Chicago Jon: A Day in the Life

"And then, depression set in...."
                                     -- John Winger (Bill Murray) in the movie STRIPES, reeling from the loss of his job, car, and girlfriend in one morning.

OK so it was HARDLY that bad, but for the expectations I had set forth for myself on the project I had been working on for several months, we'll just say I really wasn't in a dancing mood. 

You see, I'd come to meet this Funny Car driver (actually, through my works on this magazine) and we hit it off pretty well, and I'd made a tape for him, which I had hoped would springboard into other projects down the road. You could say I had all the dominoes lined up, ready to fall -- I must clarify, I mean the iconic wooden game-pieces, not the pizzas that used to deliver in 30 minutes, which, ironically, tasted as if they were made out of said iconic game pieces. When I mailed the tape off though, sensing that it was not my best work (it happens) I tossed in the caveat "if you don't like it, send it back,; no shot, no foul" which brings us back to me, standing at the mailbox staring at a rather familiar looking bubble-mailer...sigh. 

Vince Lombardi once said "the glory is not in the rising, it is rising after you've fallen", so with that and a buncha other motivational clap-trap in one hand and the mail in my other, I do what any hard-working American does at the end of a grand-master-stinko kinda day, I moved on to an establishment where "everybody knows my name."

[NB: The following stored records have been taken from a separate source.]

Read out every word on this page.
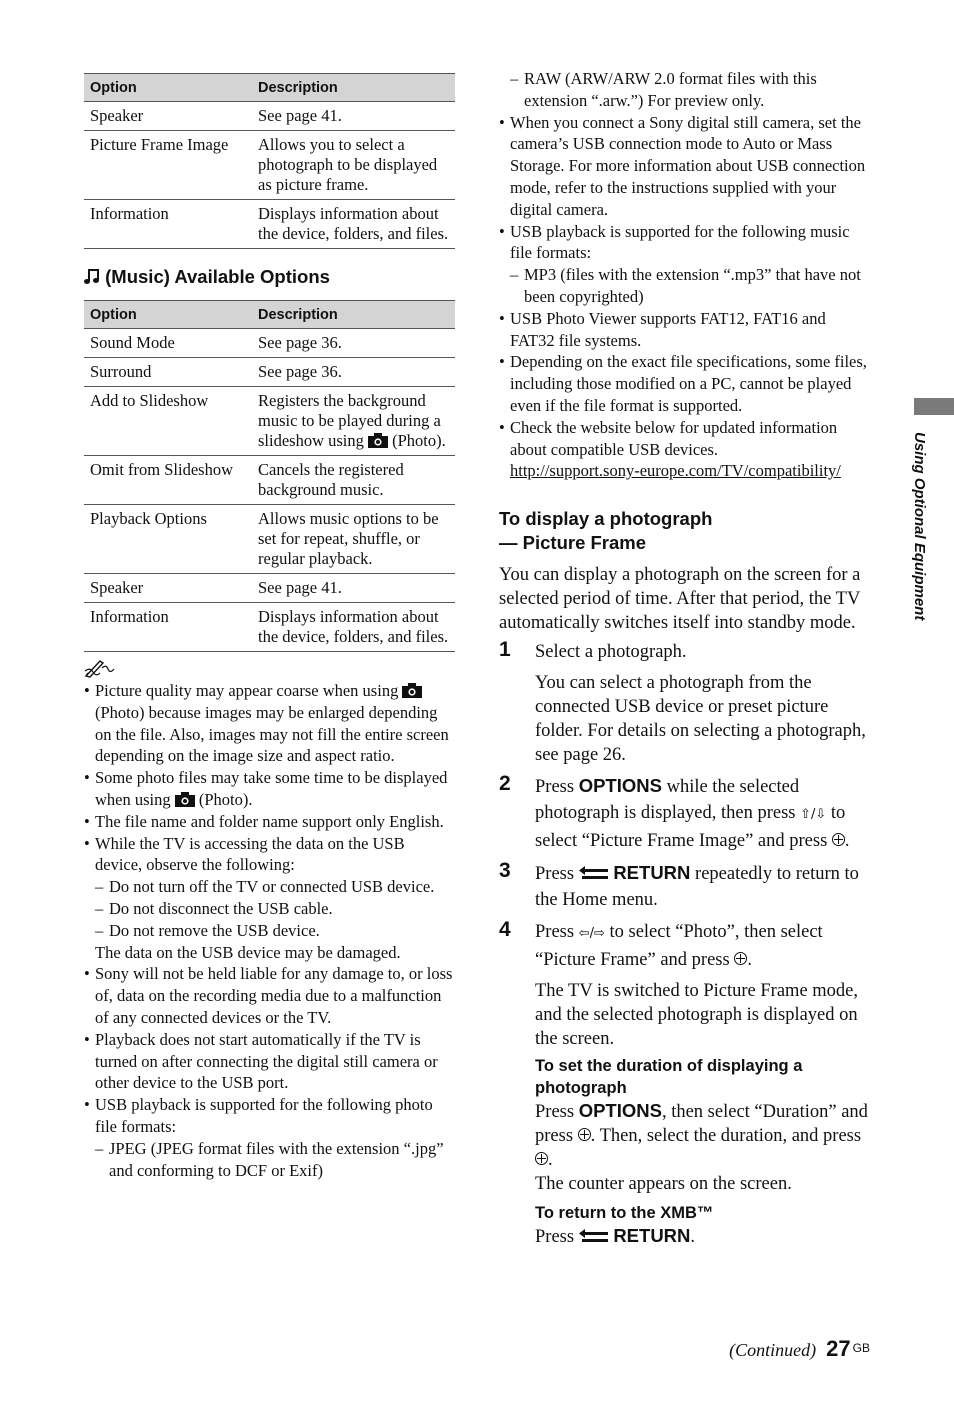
Option	Description
Speaker	See page 41.
Picture Frame Image	Allows you to select a photograph to be displayed as picture frame.
Information	Displays information about the device, folders, and files.
(Music) Available Options
Option	Description
Sound Mode	See page 36.
Surround	See page 36.
Add to Slideshow	Registers the background music to be played during a slideshow using  (Photo).
Omit from Slideshow	Cancels the registered background music.
Playback Options	Allows music options to be set for repeat, shuffle, or regular playback.
Speaker	See page 41.
Information	Displays information about the device, folders, and files.
• Picture quality may appear coarse when using  (Photo) because images may be enlarged depending on the file. Also, images may not fill the entire screen depending on the image size and aspect ratio.
• Some photo files may take some time to be displayed when using  (Photo).
• The file name and folder name support only English.
• While the TV is accessing the data on the USB device, observe the following:
– Do not turn off the TV or connected USB device.
– Do not disconnect the USB cable.
– Do not remove the USB device.
The data on the USB device may be damaged.
• Sony will not be held liable for any damage to, or loss of, data on the recording media due to a malfunction of any connected devices or the TV.
• Playback does not start automatically if the TV is turned on after connecting the digital still camera or other device to the USB port.
• USB playback is supported for the following photo file formats:
– JPEG (JPEG format files with the extension “.jpg” and conforming to DCF or Exif)
– RAW (ARW/ARW 2.0 format files with this extension “.arw.”) For preview only.
• When you connect a Sony digital still camera, set the camera’s USB connection mode to Auto or Mass Storage. For more information about USB connection mode, refer to the instructions supplied with your digital camera.
• USB playback is supported for the following music file formats:
– MP3 (files with the extension “.mp3” that have not been copyrighted)
• USB Photo Viewer supports FAT12, FAT16 and FAT32 file systems.
• Depending on the exact file specifications, some files, including those modified on a PC, cannot be played even if the file format is supported.
• Check the website below for updated information about compatible USB devices.
http://support.sony-europe.com/TV/compatibility/
To display a photograph
— Picture Frame
You can display a photograph on the screen for a selected period of time. After that period, the TV automatically switches itself into standby mode.
1 Select a photograph.
You can select a photograph from the connected USB device or preset picture folder. For details on selecting a photograph, see page 26.
2 Press OPTIONS while the selected photograph is displayed, then press ⇧/⇩ to select “Picture Frame Image” and press .
3 Press  RETURN repeatedly to return to the Home menu.
4 Press ⇦/⇨ to select “Photo”, then select “Picture Frame” and press .
The TV is switched to Picture Frame mode, and the selected photograph is displayed on the screen.
To set the duration of displaying a photograph
Press OPTIONS, then select “Duration” and press . Then, select the duration, and press .
The counter appears on the screen.
To return to the XMB™
Press  RETURN.
Using Optional Equipment
(Continued) 27 $^{GB}$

Fortunately there's such an arrangement right next door to my studio.  Stroll over to the jukebox; what sounds good tonight?  Well, when the going gets tough, the tough play Deep Purple, and this night their legendary appearance at Ontario Motor Speedway, a part of California Jam, is just what the doctor ordered. (Any concert where the band is forced to flee an enraged Santa Anita Fire Marshal via helicopter is clearly my kind of show!) And so, with tonight’s forecast calling for "continued optimism with widely scattered malt-themed beverages, and a 25 to 50% chance of 'Jackyl-Juice'" the sounds of the enfante-terrible peeling through the opening riff of BURN filled the room, and I began opening the now notorious parcel.